I took the paper. The list was clear. Tidy. Dated.

“You’ll be paid end of week,” he added.

A door creaked open somewhere down the corridor behind him, and a voice followed—low and clipped. “You didn’t tell me she was bringing a child.”

Edwin sighed, long-suffering but fond. “Fira, we’ve discussed this.”

A second later, she emerged—a dwarven woman in a sharply pressed work coat, sleeves rolled, hair braided back into tight rows. Her scowl hit first, followed closely by eyes that missed nothing. She looked me over from boots to baby, arms crossed.

“This is a scribe’s hall, not a nursery.”

“She’s not a distraction,” I said quietly. “She stays close. I’ll get the work done.”

Fira grunted. “We’ll see.”

She turned to Edwin, lips pursed. “If I find biscuit crumbs in the folios again—”

“That was the fox sprite. Not Issy.”

Fira’s eyes narrowed. “We’ll see,” she said again, disappearing back through the door she came from, boots thudding sharp against the stone.

Edwin exhaled. “That’s her way of saying welcome.”

I wasn’t sure if he was joking.

“She’ll come around,” he said, catching my uncertainty. “She just likes order. And people who don’t spill tea on warded texts.”

“I don’t drink tea,” I said.

“Excellent start.”

The east alcove sat deeper into the building than I’d expected—past the central hall and a short turn that took me under an arched lintel carved with cataloging runes.

A faint tingle passed over my skin as I stepped beneath it, like walking through static.

Warding spells, meant to keep the wrong hands from the right shelves.

Ellie stayed still, her breath warm against my chest. I adjusted the sling, then wiped my palms on my coat and got to work.

Dusting was straightforward. The shelves here were wide and low, meant for scrolls and bundled papers rather than bound books.

I moved carefully, wiping the wood down with even strokes, sorting loose sheaves into neater piles.

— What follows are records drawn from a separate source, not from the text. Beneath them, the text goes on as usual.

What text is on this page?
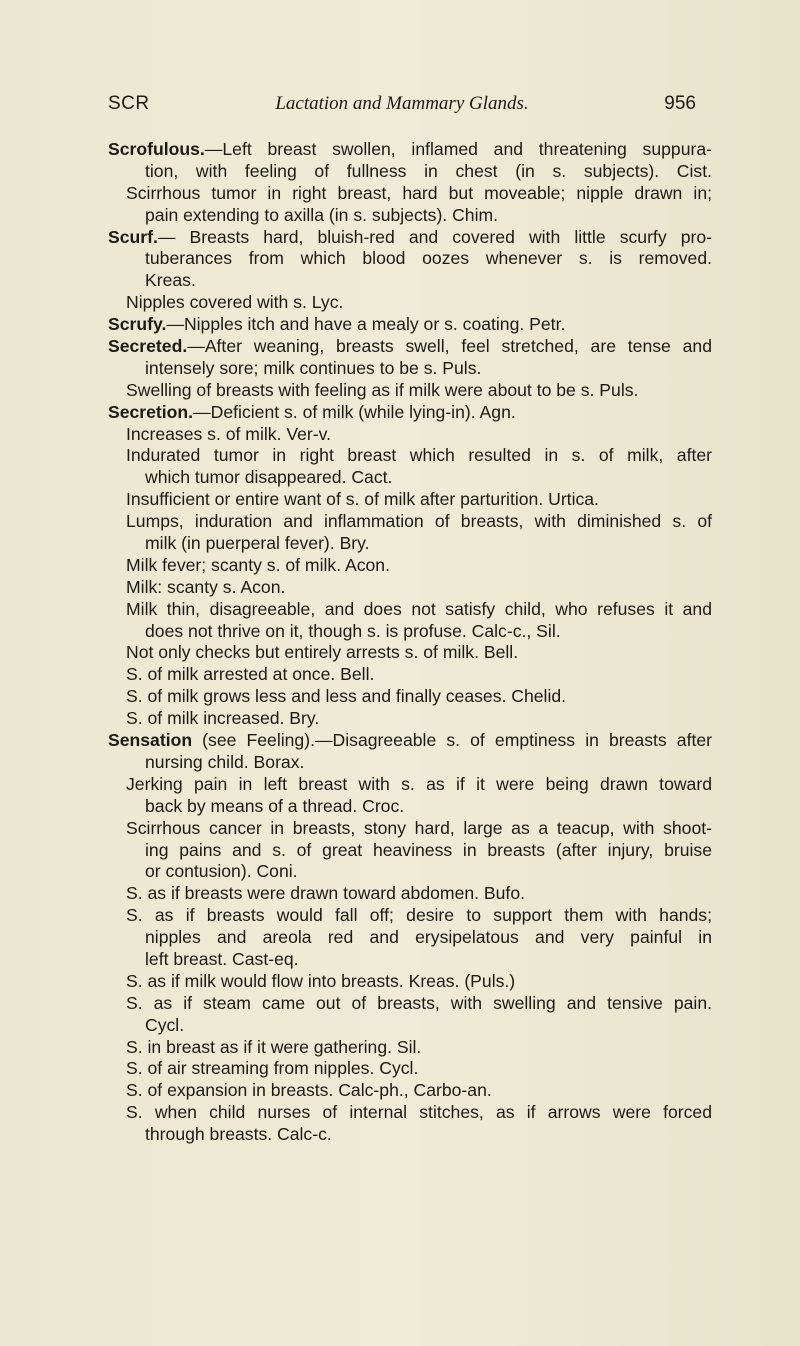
SCR	Lactation and Mammary Glands.	956
Scrofulous.—Left breast swollen, inflamed and threatening suppura-
tion, with feeling of fullness in chest (in s. subjects). Cist.
Scirrhous tumor in right breast, hard but moveable; nipple drawn in;
pain extending to axilla (in s. subjects). Chim.
Scurf.— Breasts hard, bluish-red and covered with little scurfy pro-
tuberances from which blood oozes whenever s. is removed.
Kreas.
Nipples covered with s. Lyc.
Scrufy.—Nipples itch and have a mealy or s. coating. Petr.
Secreted.—After weaning, breasts swell, feel stretched, are tense and
intensely sore; milk continues to be s. Puls.
Swelling of breasts with feeling as if milk were about to be s. Puls.
Secretion.—Deficient s. of milk (while lying-in). Agn.
Increases s. of milk. Ver-v.
Indurated tumor in right breast which resulted in s. of milk, after
which tumor disappeared. Cact.
Insufficient or entire want of s. of milk after parturition. Urtica.
Lumps, induration and inflammation of breasts, with diminished s. of
milk (in puerperal fever). Bry.
Milk fever; scanty s. of milk. Acon.
Milk: scanty s. Acon.
Milk thin, disagreeable, and does not satisfy child, who refuses it and
does not thrive on it, though s. is profuse. Calc-c., Sil.
Not only checks but entirely arrests s. of milk. Bell.
S. of milk arrested at once. Bell.
S. of milk grows less and less and finally ceases. Chelid.
S. of milk increased. Bry.
Sensation (see Feeling).—Disagreeable s. of emptiness in breasts after
nursing child. Borax.
Jerking pain in left breast with s. as if it were being drawn toward
back by means of a thread. Croc.
Scirrhous cancer in breasts, stony hard, large as a teacup, with shoot-
ing pains and s. of great heaviness in breasts (after injury, bruise
or contusion). Coni.
S. as if breasts were drawn toward abdomen. Bufo.
S. as if breasts would fall off; desire to support them with hands;
nipples and areola red and erysipelatous and very painful in
left breast. Cast-eq.
S. as if milk would flow into breasts. Kreas. (Puls.)
S. as if steam came out of breasts, with swelling and tensive pain.
Cycl.
S. in breast as if it were gathering. Sil.
S. of air streaming from nipples. Cycl.
S. of expansion in breasts. Calc-ph., Carbo-an.
S. when child nurses of internal stitches, as if arrows were forced
through breasts. Calc-c.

Most were tagged with sigils I couldn’t read—not magical, just academic shorthand.

I recognized the rhythm of it, though. Systems. Quiet logic.

Someone had organized all this once with care, and I found myself matching their cadence without thinking too much about it.

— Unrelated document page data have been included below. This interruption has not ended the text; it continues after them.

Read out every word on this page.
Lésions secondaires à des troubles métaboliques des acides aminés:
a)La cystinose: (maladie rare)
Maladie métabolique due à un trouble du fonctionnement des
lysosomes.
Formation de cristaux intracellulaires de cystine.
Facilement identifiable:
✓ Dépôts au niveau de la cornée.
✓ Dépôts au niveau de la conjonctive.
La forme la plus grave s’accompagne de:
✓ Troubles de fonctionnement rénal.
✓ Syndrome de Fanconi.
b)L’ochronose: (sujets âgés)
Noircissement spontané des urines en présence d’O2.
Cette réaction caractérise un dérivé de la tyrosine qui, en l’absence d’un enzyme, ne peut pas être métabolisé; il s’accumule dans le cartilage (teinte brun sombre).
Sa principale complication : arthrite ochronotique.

It wasn’t hard work. But it asked for attention. I liked that more than I’d expected.

A half-bell passed, maybe more, before Ellie started to fuss. I found a corner nook by Shelf Seven, the sun licking across the floor in a wide triangle of gold. I crouched to sit beside the window, back against the wall, and guided her to nurse.

I didn’t mean to let my head rest half against the stone. But her mouth found rhythm again, and my shoulders eased.

Bootfalls approached.

I looked up quickly. Fira stood at the mouth of the hall, arms crossed, expression unreadable.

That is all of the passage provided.